By Nicholas Hodder.
The San Pedro River flows northward from the mountains in Sonora, Mexico, crosses the border into Arizona, and continues 140 miles to its confluence with the Gila River in Winkelman, Arizona. It is the last major, undammed desert river in the American Southwest. It hosts over 300 species of migratory birds, including over 100 species that breed along the river. That accounts for two-thirds of the avian diversity in the entire United States. Tragically, this ecologically significant river is in danger of drying up.
The Drying River and the Depleted Aquifer
The San Pedro River, in a sense, is already dry. For many stretches of the river, no water flows on the surface except in direct response to rain, often during the monsoon season. But this does not mean the river is dead. The majority of rivers in the southwest are dry for part of the year, and even when appearing dry, water flows beneath the surface in the porous ground around the riverbank. Vegetation lines the banks of these rivers, surviving off the water. These lush riparian zones (zones adjacent to a river) are very significant to the region’s ecology. Although riparian habitat covers only 1% of the Southwest, it supports 50% of breeding bird species and is often where migrating birds stop to feed. Cottonwood trees—the largest tree in Arizona—also line the banks of the San Pedro, and they only survive because of the water flowing beneath the surface.
Decades of agricultural pumping in the San Pedro Valley is depleting the aquifer. The aquifer is far deeper than the water under the San Pedro, but the two systems are connected. As the groundwater levels sink lower and lower, the water under the San Pedro’s bed is depleting as well. If nothing is done, the lush zone of vegetation around the river will dry up, the cottonwoods will die, and the southwest will lose one of its treasures.
Recharging the Aquifer
The easiest solution to save this river, and its ecologically significant riparian zone, is to recharge the local aquifer with effluent from the local town—Bisbee, Arizona. Effluent is wastewater; it is a byproduct that every city creates. However, under Clean Water Act (“CWA”) precedent, if Bisbee injects that wastewater into the aquifer, and it travels into the San Pedro, the CWA treats it as if the city dumped the wastewater directly into the river itself.

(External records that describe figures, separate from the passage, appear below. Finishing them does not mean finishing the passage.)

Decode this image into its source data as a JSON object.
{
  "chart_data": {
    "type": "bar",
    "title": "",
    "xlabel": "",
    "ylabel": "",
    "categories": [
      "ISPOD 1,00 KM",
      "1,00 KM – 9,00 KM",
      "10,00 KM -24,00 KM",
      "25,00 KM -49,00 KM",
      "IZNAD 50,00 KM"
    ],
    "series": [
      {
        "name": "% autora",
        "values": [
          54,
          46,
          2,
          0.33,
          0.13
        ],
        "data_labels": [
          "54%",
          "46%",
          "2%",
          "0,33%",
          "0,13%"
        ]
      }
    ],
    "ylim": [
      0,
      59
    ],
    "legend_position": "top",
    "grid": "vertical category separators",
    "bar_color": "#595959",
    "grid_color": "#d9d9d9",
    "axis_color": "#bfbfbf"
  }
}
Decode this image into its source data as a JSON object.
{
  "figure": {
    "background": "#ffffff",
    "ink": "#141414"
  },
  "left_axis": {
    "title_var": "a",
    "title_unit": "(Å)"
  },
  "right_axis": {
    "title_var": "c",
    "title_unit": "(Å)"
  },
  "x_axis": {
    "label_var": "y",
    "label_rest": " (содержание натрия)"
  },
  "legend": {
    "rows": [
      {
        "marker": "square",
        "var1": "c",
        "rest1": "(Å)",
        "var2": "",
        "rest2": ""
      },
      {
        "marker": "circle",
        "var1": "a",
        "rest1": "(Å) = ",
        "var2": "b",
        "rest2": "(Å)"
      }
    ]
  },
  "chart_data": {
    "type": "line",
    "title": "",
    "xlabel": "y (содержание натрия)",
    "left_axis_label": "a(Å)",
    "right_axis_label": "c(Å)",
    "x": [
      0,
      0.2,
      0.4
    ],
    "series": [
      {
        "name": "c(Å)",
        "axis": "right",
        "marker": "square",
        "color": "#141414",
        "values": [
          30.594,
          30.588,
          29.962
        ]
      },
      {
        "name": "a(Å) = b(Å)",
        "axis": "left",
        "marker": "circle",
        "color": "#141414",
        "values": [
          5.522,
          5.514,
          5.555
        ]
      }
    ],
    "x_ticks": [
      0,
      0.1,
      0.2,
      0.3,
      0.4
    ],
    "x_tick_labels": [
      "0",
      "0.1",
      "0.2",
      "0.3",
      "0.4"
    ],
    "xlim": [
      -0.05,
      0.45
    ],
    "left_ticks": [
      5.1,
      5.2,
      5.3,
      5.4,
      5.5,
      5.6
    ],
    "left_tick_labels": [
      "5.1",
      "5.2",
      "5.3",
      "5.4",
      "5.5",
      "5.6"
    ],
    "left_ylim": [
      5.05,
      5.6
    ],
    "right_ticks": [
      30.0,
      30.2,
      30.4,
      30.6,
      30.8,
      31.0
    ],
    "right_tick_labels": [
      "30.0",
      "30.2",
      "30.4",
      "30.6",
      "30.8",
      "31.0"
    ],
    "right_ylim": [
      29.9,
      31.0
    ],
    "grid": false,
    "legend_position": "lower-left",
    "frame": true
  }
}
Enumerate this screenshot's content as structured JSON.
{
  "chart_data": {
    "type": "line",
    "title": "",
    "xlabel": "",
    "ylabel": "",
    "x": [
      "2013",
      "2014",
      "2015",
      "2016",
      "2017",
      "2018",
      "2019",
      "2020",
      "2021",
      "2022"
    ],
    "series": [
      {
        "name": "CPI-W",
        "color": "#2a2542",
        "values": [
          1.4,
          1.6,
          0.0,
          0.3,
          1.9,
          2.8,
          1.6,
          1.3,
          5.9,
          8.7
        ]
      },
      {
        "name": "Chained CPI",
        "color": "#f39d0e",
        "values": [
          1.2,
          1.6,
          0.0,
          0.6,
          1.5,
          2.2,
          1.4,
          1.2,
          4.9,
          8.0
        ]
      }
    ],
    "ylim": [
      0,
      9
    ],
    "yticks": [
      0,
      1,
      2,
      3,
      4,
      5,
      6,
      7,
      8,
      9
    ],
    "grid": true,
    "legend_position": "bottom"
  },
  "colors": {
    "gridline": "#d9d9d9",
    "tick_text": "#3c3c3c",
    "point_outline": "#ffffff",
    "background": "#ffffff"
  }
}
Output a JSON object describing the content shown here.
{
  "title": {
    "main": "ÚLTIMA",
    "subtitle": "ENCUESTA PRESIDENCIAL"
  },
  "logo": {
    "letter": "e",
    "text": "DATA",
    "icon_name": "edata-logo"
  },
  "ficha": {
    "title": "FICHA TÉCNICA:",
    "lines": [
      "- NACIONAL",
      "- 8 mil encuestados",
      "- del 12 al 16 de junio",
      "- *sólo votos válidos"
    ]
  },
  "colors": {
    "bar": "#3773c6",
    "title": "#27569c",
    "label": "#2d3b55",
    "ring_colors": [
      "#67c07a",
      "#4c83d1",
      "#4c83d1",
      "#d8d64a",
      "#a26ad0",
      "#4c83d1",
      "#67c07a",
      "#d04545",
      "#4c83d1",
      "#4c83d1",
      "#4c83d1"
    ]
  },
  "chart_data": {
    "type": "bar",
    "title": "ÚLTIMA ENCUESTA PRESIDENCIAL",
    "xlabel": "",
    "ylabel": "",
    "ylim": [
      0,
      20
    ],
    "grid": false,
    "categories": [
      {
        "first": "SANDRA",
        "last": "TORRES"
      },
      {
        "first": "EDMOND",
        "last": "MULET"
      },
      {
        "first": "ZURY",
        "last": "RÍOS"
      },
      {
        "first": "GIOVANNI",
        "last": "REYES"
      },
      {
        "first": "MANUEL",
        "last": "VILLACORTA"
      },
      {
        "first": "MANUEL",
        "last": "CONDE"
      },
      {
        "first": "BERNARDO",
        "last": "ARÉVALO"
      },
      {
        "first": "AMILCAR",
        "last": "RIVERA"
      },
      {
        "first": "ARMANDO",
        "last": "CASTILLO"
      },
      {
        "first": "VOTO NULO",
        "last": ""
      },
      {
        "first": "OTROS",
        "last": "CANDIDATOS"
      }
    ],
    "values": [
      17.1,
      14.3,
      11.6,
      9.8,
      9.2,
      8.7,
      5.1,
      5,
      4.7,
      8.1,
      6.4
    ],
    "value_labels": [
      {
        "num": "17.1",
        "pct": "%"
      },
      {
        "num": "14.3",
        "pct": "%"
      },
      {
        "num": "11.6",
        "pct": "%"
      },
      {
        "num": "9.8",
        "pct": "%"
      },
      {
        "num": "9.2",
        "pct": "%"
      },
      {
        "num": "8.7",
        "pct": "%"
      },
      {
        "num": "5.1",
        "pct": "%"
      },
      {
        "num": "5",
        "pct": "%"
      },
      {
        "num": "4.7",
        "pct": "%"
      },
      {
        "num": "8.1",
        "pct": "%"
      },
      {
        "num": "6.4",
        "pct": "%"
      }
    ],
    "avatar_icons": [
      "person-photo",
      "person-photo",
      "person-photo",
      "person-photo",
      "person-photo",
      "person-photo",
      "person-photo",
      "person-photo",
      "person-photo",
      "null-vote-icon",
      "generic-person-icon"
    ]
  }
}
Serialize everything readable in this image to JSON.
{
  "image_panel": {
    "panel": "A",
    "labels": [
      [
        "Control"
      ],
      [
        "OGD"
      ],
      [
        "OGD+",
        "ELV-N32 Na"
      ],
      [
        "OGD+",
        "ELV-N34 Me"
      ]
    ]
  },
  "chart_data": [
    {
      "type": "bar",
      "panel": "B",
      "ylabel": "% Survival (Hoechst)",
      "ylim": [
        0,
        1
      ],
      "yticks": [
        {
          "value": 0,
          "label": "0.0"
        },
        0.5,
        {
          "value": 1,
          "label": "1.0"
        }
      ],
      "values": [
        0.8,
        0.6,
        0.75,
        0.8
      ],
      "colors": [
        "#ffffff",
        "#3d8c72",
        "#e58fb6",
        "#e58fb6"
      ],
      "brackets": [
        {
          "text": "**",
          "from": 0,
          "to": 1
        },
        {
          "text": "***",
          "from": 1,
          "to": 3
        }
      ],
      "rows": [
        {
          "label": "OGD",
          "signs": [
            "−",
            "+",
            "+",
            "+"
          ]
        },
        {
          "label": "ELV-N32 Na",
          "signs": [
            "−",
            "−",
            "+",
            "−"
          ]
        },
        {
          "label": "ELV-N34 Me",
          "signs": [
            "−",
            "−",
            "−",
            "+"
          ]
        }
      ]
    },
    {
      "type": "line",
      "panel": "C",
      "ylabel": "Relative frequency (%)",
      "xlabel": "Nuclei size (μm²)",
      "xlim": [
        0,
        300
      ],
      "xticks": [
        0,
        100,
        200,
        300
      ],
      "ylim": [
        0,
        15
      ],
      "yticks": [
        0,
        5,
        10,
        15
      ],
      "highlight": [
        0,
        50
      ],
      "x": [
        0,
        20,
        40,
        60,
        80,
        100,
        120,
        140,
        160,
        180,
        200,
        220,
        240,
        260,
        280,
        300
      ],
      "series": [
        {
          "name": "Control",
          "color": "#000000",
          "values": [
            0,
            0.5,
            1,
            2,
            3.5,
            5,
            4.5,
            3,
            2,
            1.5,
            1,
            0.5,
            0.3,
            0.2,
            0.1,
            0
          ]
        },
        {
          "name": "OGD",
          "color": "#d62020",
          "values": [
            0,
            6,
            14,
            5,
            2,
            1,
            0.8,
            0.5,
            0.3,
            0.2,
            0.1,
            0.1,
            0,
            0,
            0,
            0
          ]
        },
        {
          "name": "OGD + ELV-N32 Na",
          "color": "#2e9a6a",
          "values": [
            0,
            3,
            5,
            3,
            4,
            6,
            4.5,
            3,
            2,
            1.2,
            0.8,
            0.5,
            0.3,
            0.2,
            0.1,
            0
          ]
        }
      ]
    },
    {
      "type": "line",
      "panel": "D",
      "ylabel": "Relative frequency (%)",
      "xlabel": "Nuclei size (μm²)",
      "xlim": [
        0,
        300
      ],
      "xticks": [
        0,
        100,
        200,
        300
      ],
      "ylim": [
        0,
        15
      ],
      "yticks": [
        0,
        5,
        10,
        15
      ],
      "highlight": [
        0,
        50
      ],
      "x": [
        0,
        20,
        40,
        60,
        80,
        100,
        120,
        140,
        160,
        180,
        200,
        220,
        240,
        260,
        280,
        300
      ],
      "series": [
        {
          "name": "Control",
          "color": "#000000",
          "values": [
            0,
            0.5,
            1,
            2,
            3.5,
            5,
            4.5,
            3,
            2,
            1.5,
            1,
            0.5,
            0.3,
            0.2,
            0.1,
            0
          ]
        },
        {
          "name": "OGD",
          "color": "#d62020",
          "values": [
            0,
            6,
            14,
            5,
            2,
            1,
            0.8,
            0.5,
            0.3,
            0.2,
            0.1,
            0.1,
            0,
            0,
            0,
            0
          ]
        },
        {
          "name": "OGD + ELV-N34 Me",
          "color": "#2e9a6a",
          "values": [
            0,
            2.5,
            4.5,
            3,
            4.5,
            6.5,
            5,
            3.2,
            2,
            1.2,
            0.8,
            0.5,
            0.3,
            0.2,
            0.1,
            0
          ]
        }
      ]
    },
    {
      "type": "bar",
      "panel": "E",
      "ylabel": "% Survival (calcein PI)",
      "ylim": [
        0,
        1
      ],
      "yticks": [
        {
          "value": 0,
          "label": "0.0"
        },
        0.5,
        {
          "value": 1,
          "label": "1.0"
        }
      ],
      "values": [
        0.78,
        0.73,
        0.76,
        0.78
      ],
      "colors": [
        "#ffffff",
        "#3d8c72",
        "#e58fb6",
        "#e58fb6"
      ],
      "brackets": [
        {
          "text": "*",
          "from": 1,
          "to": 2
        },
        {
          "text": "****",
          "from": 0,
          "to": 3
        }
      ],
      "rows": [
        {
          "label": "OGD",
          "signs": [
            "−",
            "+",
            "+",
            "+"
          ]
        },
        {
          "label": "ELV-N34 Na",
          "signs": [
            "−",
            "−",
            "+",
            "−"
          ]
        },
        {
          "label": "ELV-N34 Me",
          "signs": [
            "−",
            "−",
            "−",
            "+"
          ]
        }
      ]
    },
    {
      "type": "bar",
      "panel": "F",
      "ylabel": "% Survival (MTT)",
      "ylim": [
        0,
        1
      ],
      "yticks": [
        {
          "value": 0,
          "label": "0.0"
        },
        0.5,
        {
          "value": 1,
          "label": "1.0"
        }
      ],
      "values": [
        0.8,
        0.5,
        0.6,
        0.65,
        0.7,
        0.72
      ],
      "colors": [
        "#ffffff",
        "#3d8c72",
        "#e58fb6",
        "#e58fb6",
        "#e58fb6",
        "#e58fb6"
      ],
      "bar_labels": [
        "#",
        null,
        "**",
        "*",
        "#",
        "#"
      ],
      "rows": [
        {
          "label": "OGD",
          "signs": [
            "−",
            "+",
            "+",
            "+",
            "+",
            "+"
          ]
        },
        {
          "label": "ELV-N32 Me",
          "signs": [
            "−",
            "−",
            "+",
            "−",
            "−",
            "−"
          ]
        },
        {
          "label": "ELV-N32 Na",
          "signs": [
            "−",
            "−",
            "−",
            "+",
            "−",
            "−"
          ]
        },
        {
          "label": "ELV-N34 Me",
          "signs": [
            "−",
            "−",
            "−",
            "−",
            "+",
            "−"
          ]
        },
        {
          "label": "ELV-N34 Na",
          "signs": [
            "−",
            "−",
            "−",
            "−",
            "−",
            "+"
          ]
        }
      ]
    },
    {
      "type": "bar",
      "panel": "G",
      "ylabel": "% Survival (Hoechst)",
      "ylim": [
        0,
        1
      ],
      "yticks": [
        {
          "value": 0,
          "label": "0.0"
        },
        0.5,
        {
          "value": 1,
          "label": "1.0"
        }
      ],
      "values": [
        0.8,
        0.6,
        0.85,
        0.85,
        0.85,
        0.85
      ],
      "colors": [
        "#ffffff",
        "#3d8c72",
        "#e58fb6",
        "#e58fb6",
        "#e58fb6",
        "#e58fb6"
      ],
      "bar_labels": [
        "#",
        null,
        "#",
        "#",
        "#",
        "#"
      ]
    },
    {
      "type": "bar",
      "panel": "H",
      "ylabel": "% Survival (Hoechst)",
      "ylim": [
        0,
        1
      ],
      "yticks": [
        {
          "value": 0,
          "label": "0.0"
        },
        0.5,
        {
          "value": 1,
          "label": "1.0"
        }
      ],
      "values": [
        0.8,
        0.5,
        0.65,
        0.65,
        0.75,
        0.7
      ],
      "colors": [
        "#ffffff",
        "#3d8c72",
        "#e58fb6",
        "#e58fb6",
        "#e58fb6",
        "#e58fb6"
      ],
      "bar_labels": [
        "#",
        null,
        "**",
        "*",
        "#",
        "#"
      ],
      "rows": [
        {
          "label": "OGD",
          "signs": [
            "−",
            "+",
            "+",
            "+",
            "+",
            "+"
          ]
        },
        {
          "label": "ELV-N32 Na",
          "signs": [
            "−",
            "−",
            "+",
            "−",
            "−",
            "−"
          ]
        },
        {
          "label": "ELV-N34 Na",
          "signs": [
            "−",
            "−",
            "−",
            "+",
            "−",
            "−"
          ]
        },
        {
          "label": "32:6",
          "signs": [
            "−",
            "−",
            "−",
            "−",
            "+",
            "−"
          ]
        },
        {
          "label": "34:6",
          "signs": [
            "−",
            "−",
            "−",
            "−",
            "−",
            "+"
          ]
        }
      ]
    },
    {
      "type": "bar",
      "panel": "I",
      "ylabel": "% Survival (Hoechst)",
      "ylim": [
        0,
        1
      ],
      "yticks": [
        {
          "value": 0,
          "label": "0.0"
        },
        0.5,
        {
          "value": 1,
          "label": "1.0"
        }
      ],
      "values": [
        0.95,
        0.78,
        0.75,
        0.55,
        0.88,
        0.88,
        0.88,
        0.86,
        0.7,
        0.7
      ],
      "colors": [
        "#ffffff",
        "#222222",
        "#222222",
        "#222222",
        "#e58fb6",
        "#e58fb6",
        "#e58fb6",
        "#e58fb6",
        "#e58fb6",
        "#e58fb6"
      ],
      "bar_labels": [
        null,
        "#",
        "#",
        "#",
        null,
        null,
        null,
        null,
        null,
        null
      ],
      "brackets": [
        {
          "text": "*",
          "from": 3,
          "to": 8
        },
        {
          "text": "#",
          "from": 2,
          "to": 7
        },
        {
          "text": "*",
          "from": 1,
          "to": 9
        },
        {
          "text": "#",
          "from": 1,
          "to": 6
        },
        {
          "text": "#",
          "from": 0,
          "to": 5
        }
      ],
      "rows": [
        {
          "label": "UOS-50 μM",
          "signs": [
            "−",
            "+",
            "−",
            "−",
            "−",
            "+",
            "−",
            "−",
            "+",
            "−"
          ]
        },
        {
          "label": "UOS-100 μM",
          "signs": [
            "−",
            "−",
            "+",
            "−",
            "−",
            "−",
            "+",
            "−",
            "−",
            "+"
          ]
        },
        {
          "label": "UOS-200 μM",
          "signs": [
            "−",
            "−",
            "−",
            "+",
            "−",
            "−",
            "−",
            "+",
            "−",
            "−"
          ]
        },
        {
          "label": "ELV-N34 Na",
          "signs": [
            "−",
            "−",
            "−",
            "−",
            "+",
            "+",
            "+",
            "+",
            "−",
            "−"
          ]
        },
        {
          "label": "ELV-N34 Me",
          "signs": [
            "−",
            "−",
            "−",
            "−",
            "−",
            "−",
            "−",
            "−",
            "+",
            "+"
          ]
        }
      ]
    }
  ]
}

The city must comply with a complicated and expensive permitting regime if it wants to discharge effluent into a river under the CWA. The CWA is focused exclusively on water quality, and the permitting regime reflects this. Therefore it will be difficult to receive a permit unless the effluent is treated to comply with CWA standards. Although this is theoretically possible, the process of treating effluent can be prohibitively expensive for small towns like Bisbee. Admittedly, the CWA is rightly concerned with pollutants traveling into existing rivers and harming the ecosystem. But in this situation, the choice is between accepting some pollution or allowing a river to die. And the CWA does not contemplate discharging dirty water to save a river.
Additionally, violating the CWA by not getting the proper permits can result in fines of $25,000 per violation per day. An obvious solution would be for Bisbee to inject clean water into the aquifer. However, water in the southwest is hard to come by, and effluent is a consistent, available source. In this situation, the CWA—a law designed to protect this nation’s waters—is paradoxically getting in the way of saving a river.
The Clean Water Act
We have a regulatory regime that addresses only one aspect of the problem—water quality—while ignoring an equally important facet—water quantity. How did we get here? The CWA was created in the 1970s as a response to rampant pollution in mostly east coast rivers. A river in Ohio was so polluted it famously kept catching on fire. This was before major populations out west began depleting their aquifer resources, and before the mega-drought began that is currently gripping the southwest.
At the time Congress passed the CWA, water quantity just did not seem like that big of an issue. However, we now need to reframe how we protect rivers to address this growing concern. The Southwest is in the middle of the worst drought it has seen in the last 1,200 years. The water levels in Lake Mead, outside of Las Vegas, have declined to 35% of the reservoir’s total volume. The lower states in the Colorado River basin suffered cuts in their water supply stemming from shortages on the river. Water quantity may not have been an issue when the CWA was passed, but it is now.
The San Pedro might be the first casualty of bifurcating these concepts, but it does not have to be. The permitting system needs to be amended to confront this issue. What that looks like in practice is beyond the scope of this blog post; but some flexibility needs to be built into the regime to address rivers that are in danger of drying up. After all, what is the point of keeping a river clean when the river itself ceases to exist?